We've shown we know how to be economically responsible, and we'll continue to do that. Ultimately, our plan is to continue to execute, build a lot of value, both through the commercialization of ARCALYST and the portfolio, and continue to look at other value-creating opportunities.

Nick LoRusso
VP of Biotech Equity Research, TD Cowen

Yep. That's helpful. We like to end all of these with just asking, all three of your views, what is the most underappreciated aspect of the Kiniksa story by investors?

Sanj Patel
Chairman and CEO, Kiniksa Pharmaceuticals

I think 387's now people are starting to pay attention to 387. I think that historically has been one. I think obviously the potential for 1161, I'm sure a lot of that is because we have not yet elucidated what the indications are.

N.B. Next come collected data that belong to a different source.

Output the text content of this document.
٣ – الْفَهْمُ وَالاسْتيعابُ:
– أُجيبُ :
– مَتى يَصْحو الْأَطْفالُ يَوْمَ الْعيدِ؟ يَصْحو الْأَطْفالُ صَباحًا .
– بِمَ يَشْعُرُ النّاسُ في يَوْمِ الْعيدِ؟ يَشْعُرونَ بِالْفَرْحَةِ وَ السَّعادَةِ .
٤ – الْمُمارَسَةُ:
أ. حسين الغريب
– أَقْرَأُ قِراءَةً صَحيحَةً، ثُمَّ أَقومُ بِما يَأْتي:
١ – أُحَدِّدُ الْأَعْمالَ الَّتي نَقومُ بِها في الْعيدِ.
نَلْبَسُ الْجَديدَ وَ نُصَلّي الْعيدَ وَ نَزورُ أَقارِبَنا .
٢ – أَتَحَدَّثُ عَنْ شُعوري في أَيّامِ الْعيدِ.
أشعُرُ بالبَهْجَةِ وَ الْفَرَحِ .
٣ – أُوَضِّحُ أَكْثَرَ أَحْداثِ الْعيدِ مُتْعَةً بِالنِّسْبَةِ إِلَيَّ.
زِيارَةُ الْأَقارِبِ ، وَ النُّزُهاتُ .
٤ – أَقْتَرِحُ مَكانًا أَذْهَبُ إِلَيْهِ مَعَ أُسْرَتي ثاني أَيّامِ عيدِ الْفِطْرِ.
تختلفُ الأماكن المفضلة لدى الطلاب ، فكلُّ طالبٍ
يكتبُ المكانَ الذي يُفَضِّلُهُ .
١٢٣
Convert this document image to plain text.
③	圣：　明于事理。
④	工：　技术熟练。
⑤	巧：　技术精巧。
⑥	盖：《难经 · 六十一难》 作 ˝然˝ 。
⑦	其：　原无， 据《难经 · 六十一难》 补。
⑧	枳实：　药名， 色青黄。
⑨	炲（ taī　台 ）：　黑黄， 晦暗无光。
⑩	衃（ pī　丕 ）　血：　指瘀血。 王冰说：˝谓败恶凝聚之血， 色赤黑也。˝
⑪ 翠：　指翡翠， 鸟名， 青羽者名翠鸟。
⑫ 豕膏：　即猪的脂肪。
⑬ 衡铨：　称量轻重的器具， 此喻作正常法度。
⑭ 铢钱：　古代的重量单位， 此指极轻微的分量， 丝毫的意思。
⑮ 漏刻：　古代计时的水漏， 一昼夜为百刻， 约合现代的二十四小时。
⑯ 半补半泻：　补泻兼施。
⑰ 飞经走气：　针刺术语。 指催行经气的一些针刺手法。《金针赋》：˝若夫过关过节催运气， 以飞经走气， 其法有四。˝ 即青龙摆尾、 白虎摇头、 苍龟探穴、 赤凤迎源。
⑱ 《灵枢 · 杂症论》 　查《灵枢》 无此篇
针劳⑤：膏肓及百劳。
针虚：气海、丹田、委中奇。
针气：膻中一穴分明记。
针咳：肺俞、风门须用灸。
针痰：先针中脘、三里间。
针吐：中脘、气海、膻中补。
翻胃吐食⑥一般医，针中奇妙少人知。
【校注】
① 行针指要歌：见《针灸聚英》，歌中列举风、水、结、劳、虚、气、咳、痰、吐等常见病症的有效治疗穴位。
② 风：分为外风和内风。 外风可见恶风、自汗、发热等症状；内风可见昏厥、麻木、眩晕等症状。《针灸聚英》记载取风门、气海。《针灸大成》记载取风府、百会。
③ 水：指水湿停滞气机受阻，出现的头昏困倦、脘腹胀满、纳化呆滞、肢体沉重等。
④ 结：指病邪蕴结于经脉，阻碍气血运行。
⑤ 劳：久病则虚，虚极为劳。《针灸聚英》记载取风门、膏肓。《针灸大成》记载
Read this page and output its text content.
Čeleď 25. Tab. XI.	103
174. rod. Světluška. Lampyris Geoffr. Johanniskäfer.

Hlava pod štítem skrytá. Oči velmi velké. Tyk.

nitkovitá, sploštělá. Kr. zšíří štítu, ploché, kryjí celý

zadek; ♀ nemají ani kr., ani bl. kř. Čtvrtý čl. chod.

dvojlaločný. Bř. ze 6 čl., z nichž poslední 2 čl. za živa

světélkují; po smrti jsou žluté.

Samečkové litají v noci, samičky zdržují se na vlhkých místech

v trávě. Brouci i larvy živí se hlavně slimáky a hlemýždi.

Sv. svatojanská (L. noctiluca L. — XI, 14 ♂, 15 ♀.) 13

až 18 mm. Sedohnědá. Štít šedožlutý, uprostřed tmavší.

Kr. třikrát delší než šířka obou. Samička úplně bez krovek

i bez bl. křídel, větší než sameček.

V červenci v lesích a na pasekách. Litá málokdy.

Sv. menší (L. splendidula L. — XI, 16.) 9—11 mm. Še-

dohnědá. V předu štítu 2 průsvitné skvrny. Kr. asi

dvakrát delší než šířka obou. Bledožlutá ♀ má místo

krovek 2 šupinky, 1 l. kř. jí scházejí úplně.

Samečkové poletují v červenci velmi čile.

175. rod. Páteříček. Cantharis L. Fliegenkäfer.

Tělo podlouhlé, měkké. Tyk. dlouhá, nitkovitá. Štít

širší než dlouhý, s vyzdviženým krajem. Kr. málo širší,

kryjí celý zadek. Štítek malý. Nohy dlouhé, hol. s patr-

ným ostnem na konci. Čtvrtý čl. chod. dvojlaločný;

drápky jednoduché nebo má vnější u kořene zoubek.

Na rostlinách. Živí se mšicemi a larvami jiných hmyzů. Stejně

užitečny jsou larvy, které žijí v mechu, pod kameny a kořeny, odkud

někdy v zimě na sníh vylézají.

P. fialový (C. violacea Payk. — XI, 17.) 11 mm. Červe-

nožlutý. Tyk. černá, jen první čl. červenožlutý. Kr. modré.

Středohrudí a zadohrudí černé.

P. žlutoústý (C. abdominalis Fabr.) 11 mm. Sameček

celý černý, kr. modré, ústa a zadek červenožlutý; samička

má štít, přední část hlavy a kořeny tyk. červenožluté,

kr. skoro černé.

I think that's there. I think the fact that the growth we've seen in ARCALYST is tremendous, the future growth is still there. This team has shown for the last 10 years it knows how to be you know, how to execute and bring value. If you remember, we started with a blank piece of paper just 10 years ago. For us, this is just the beginning. We are incredibly hungry, as I said, to create more value. You know, it'll come over time.

Anything to add, Ross?

Ross Moat
COO, Kiniksa Pharmaceuticals

I don't think I can add to that, no.

Nick LoRusso
VP of Biotech Equity Research, TD Cowen

I think we have to end it there. Thank you very much, all three of you, and thank you everyone for coming to listen to the Kiniksa story.